2026年2月26日
全国大学生活協同組合連合会、「第61回学生の消費生活実態調査」を報告
全国大学生活協同組合連合会は24日、「第61回学生の消費生活実態調査(学生生活実態調査)」の概要報告をした。
それによると、自宅生の「収入合計」は7万2648円と4278円増加した。一方、「支出合計」は7万760円で1260円増だった。収入増のほうが支出増よりやや大きく、貯金・繰越金は微増だった。
収入構造ではアルバイト収入の比重が非常に高く、小遣いは1年での増加幅としては、収入項目中で最大だった。
支出構造では、食費が増加する一方、交通費・教養娯楽費の抑制、学習関連支出(書籍・勉学費)の低下がみられた。とくに書籍費は2016年以降はじめて1000円を下回った。
下宿生の「収入合計」は過去10年間で最も多く、13万8070円だった。とくに仕送りは水準・金額ともに 10年で最も高かった。一方、「支出面」では物価高を背景に食費が増加し、他の項目では節約志向が顕著だった。
収入合計は過去10年間で最高だった。仕送りが収入の過半を占めており伸長幅も大きかった。アルバイト収入は高水準で安定、前年差は小さかった。

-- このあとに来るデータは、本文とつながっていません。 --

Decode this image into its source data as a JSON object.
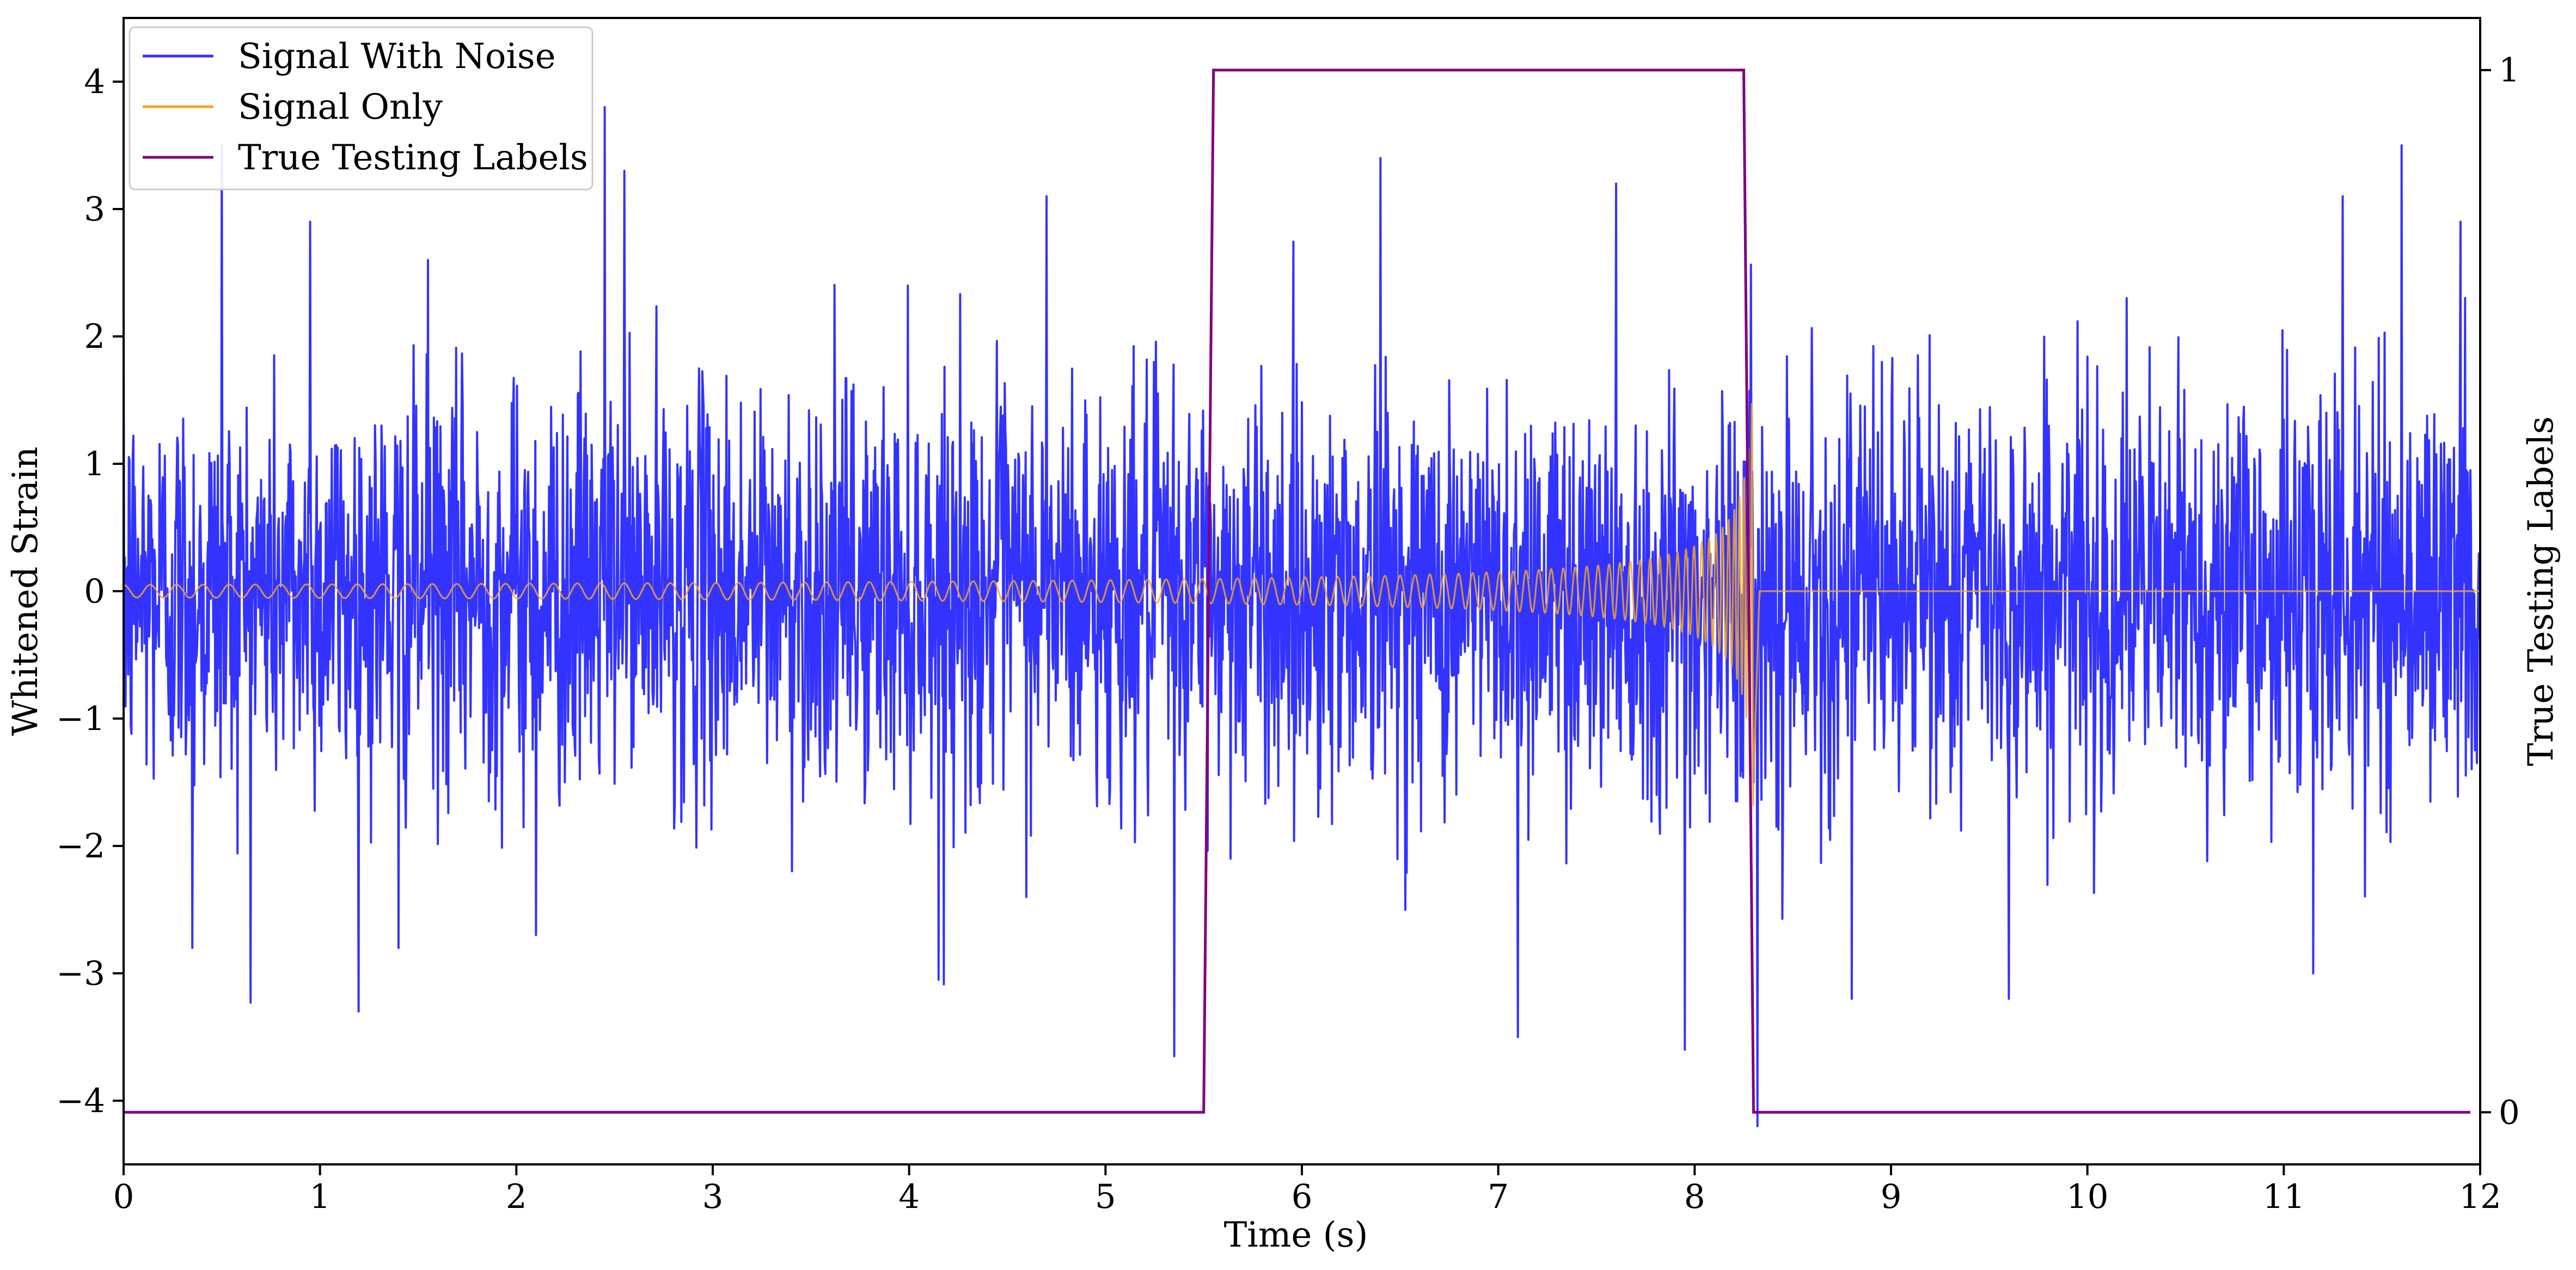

支出構造については、住居費が最大項目であることは変わりないが前年比では若干減、物価高を背景に食費が大幅増加し、他の支出項目では節約志向が顕著だった。教養娯楽費は前年より減少し、書籍費、勉学費はともに減少して1000円を割り込み、過去10年間で最も少なくなった。電話・通信費は増加しており、物価高の中でも電話・通信費が生活上の必要性が高く、他の消費項目に比べて削減しにくい性格を持つ支出であることを示唆している。

奨学金の受給割合は、2019年まで低下傾向にあったが、2025年には36.8%と過去10年で最も高い水準に達した。増加の中心は給付型奨学金であり、貸与型のみ受給の割合は長期的に縮小している。
一方、受給額の平均はおおむね横ばいで推移しており、生活費に占める奨学金の割合は低下傾向にある。奨学金は受給者数の拡大が進む一方、生活費を構成する比重は相対的に低下している。
2025年には、授業料の減額・免除を受けている学生の割合も大きく上昇しており、とくに全額免除を受けている割合は前年の3.6%から15.7%へと12.1ポイント増加している。給付型奨学金の増加とあわせてみると、2025年は学費負担の軽減と基盤的な生活支援が同時に進んだといえる。
貸与型奨学金受給者の約7割は、調査期間を通じて返済等に対する不安を抱えており、その水準は大きく改善していない。2024年に一時的な低下がみられたものの、2025年には再び上昇している。
貸与型奨学金受給者の不安割合は、貸与月額が高いほど一貫して高い。とくに月額10万円以上の受給者では、各年とも8割前後が不安を感じており、高水準で推移している。

生成AIの利用は、2023年から2025年にかけて急速に広がり、2025年には利用経験者が9割を超えた。関心段階から実際の利用段階への移行が進んでいることがうかがえる。
生成AIの利用目的は、授業・研究やレポート作成など学修関連が中心であり、翻訳や相談相手など補助的・日常的な用途にも広がっている。